Lucía Céspedes Ocampo, la Cubaine résidant à Tenerife qui est devenue virale à plusieurs reprises pour avoir défendu publiquement le régime depuis l'Espagne, a publié une nouvelle vidéo sur Facebook dans laquelle elle affirme que l'ouverture économique à Cuba ne aggravera pas l'inégalité, tant que l'État socialiste oblige les entreprises et les entrepreneurs à investir une partie de leurs bénéfices dans les personnes les plus vulnérables.
«Cela ne va pas accroître l'écart de l'inégalité. Pour cela, l'État socialiste doit être clair sur le fait qu'il doit exiger des entreprises et des entrepreneurs, des MIPIMES, des TCP, des entrepreneurs, des grandes corporations qui pourraient venir dans le pays, que parte de ces bénéfices soient justement investis dans les personnes vulnérables de notre pays, comme cela a toujours été fait, et maintenant plus que jamais », a affirmé Céspedes.
Combien de fois, au cours de l'histoire de Cuba, n'a-t-on pas entendu la même rhétorique parmi les défenseurs acharnés de la tyrannie ?
L'argument de Céspedes arrive quatre jours après que le régime a approuvé un paquet de 176 mesures de transformation économique, présenté par le Premier ministre Manuel Marrero Cruz devant l'Assemblée nationale le 19 juin, qui inclut pour la première fois l'autorisation de la banque privée corporative, des bureaux de change privés et des investissements étrangers directs dans les petites et moyennes entreprises.
Dans sa vidéo, Céspedes soutient que si le capital privé prend en charge des secteurs importants de l'économie, l'État pourra concentrer ses ressources à augmenter les salaires des enseignants, des médecins et des fonctionnaires.

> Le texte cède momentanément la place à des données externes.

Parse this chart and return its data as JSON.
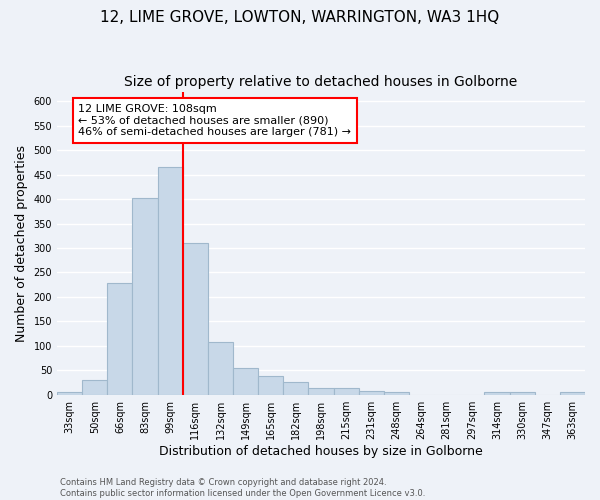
{
  "title": "12, LIME GROVE, LOWTON, WARRINGTON, WA3 1HQ",
  "subtitle": "Size of property relative to detached houses in Golborne",
  "xlabel": "Distribution of detached houses by size in Golborne",
  "ylabel": "Number of detached properties",
  "footer_line1": "Contains HM Land Registry data © Crown copyright and database right 2024.",
  "footer_line2": "Contains public sector information licensed under the Open Government Licence v3.0.",
  "bar_labels": [
    "33sqm",
    "50sqm",
    "66sqm",
    "83sqm",
    "99sqm",
    "116sqm",
    "132sqm",
    "149sqm",
    "165sqm",
    "182sqm",
    "198sqm",
    "215sqm",
    "231sqm",
    "248sqm",
    "264sqm",
    "281sqm",
    "297sqm",
    "314sqm",
    "330sqm",
    "347sqm",
    "363sqm"
  ],
  "bar_values": [
    5,
    30,
    228,
    402,
    465,
    310,
    108,
    54,
    38,
    27,
    14,
    13,
    8,
    5,
    0,
    0,
    0,
    5,
    5,
    0,
    5
  ],
  "bar_color": "#c8d8e8",
  "bar_edgecolor": "#a0b8cc",
  "vline_color": "red",
  "annotation_line1": "12 LIME GROVE: 108sqm",
  "annotation_line2": "← 53% of detached houses are smaller (890)",
  "annotation_line3": "46% of semi-detached houses are larger (781) →",
  "annotation_box_color": "white",
  "annotation_box_edgecolor": "red",
  "ylim": [
    0,
    620
  ],
  "yticks": [
    0,
    50,
    100,
    150,
    200,
    250,
    300,
    350,
    400,
    450,
    500,
    550,
    600
  ],
  "background_color": "#eef2f8",
  "grid_color": "white",
  "title_fontsize": 11,
  "subtitle_fontsize": 10,
  "ylabel_fontsize": 9,
  "xlabel_fontsize": 9,
  "annotation_fontsize": 8,
  "tick_fontsize": 7,
  "footer_fontsize": 6
}
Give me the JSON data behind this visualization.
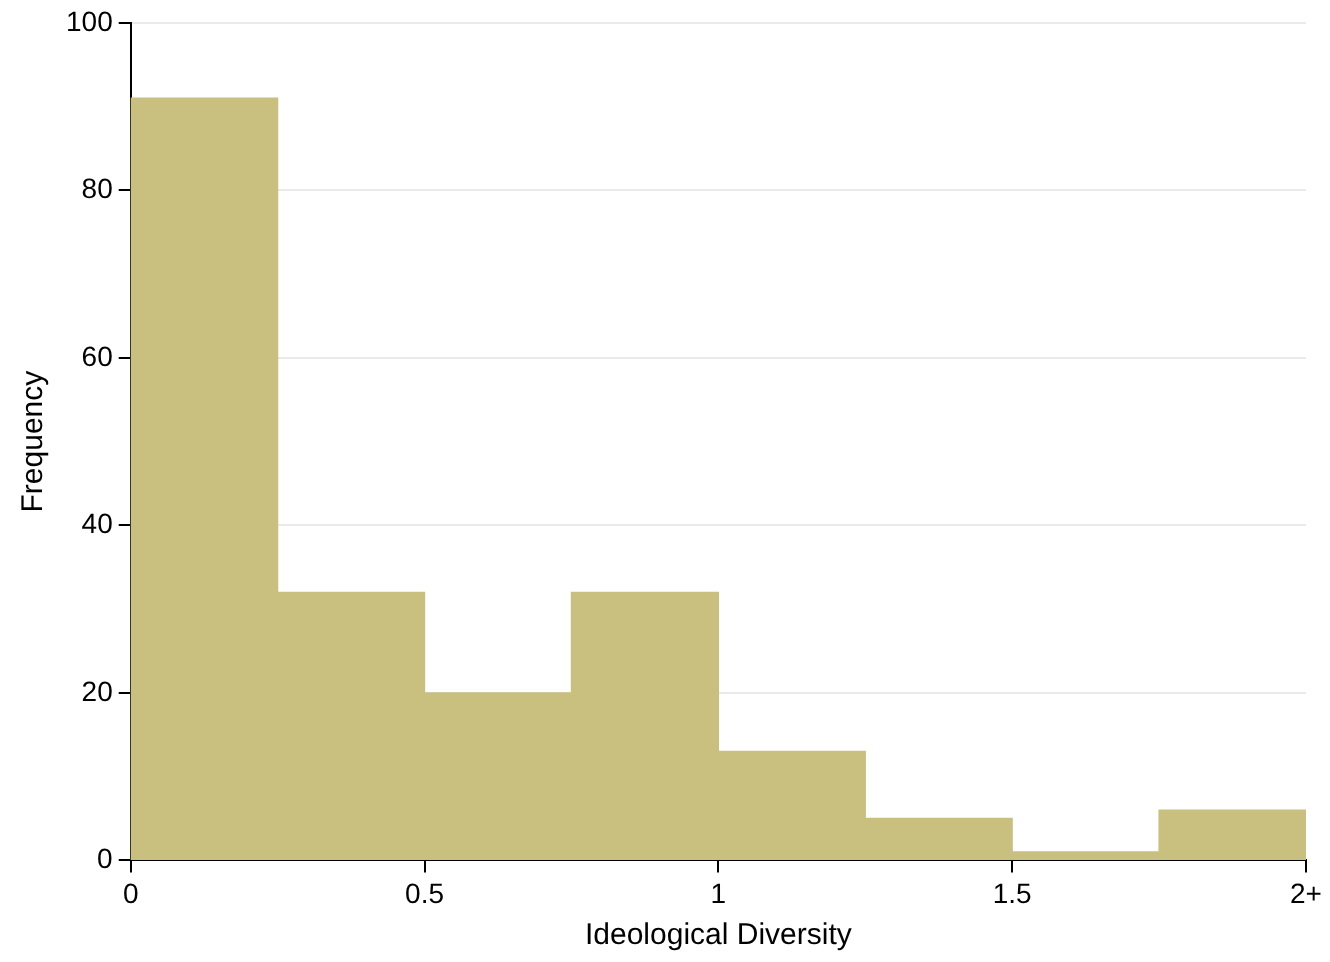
{
  "chart_data": {
    "type": "histogram",
    "xlabel": "Ideological Diversity",
    "ylabel": "Frequency",
    "bins": [
      0,
      0.25,
      0.5,
      0.75,
      1,
      1.25,
      1.5,
      1.75,
      2
    ],
    "values": [
      91,
      32,
      20,
      32,
      13,
      5,
      1,
      6
    ],
    "color": "#c9c080",
    "xlim": [
      0,
      2
    ],
    "xticks": [
      0,
      0.5,
      1,
      1.5,
      {
        "value": 2,
        "label": "2+"
      }
    ],
    "ylim": [
      0,
      100
    ],
    "yticks": [
      0,
      20,
      40,
      60,
      80,
      100
    ],
    "grid": "y",
    "legend": false
  }
}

«L'État, s'il y a des entreprises, du capital étranger, du capital cubain, capables de prendre en charge des secteurs importants de l'économie tout en dépendant des initiatives privées, pourra se concentrer sur l'augmentation des salaires des enseignants, ce qui est fondamental. Augmenter les salaires des médecins, augmenter les salaires des personnes travaillant pour le gouvernement», a-t-il soutenu.

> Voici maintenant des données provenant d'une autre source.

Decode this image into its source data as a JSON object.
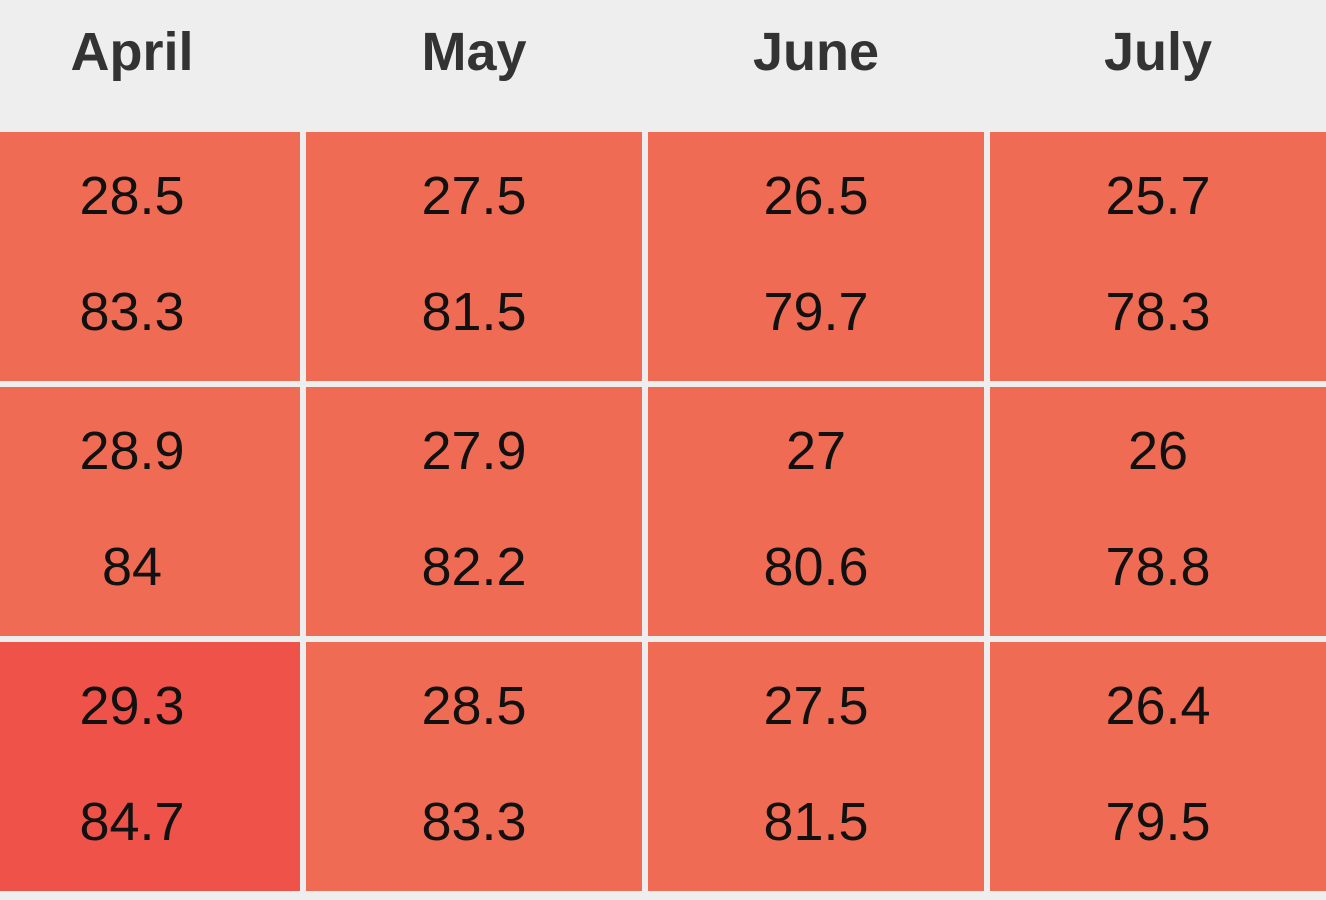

La Cubana compare le modèle qu'elle défend avec celui de la Chine et du Vietnam, le résumant dans la formule « marché oui, capitalisme non », et rejette l'idée que les investissements puissent « emporter les ressources du pays », quelque chose que, selon elle, « doit être garanti par l'État socialiste, c'est pour cela qu'il y a eu une révolution à Cuba ».
Cependant, son optimisme se heurte aux données qui décrivent la réalité de l'île : l'inflation a atteint 31,9 % au premier trimestre de 2026, le peso cubain s'est dévalué à 685 pesos pour un dollar en juin, et la CEPAL projette une chute du PIB de 6,5 % pour cette année, ce qui ferait de Cuba l'économie ayant la pire performance d'Amérique latine pour la deuxième année consécutive.
Le propre régime a reconnu ce mardi, par l'intermédiaire de l'un de ses dirigeants, que les réformes élargiront les inégalités sociales sur l'île, tandis qu'un député cubain a défendu les mesures en déclarant : « Nous ne pouvons pas répartir la pauvreté, il faut produire de la richesse ».
La contradiction incarnée par Céspedes n'est pas passée inaperçue : la cubaine organise depuis Tenerife l'achat de riz, de haricots, d'huile et de produits d'hygiène pour les personnes âgées à Cuba, reconnaissant de manière implicite que l'État qu'elle défend est incapable de garantir le plus basique à ses citoyens.
Selon le Food Monitor Program, presque un foyer cubain sur trois a signalé en mai 2026 que l'un de ses membres s'était couché affamé au cours des 30 jours précédents, et 79,75 % des personnes interrogées attribuent le manque d'approvisionnement à une mauvaise gestion de l'État, et non à l'embargo américain.
En avril dernier, Céspedes avait déjà appelé à signer la campagne officielle du régime « Ma signature pour la Patrie », organisée par le Parti Communiste à l'occasion du 65ème anniversaire de la victoire à la Baie des Cochons, et il est devenu viral en criant « Vive Cuba, vive mon président Díaz-Canel » tout en insultant l'exil cubain depuis le sol espagnol.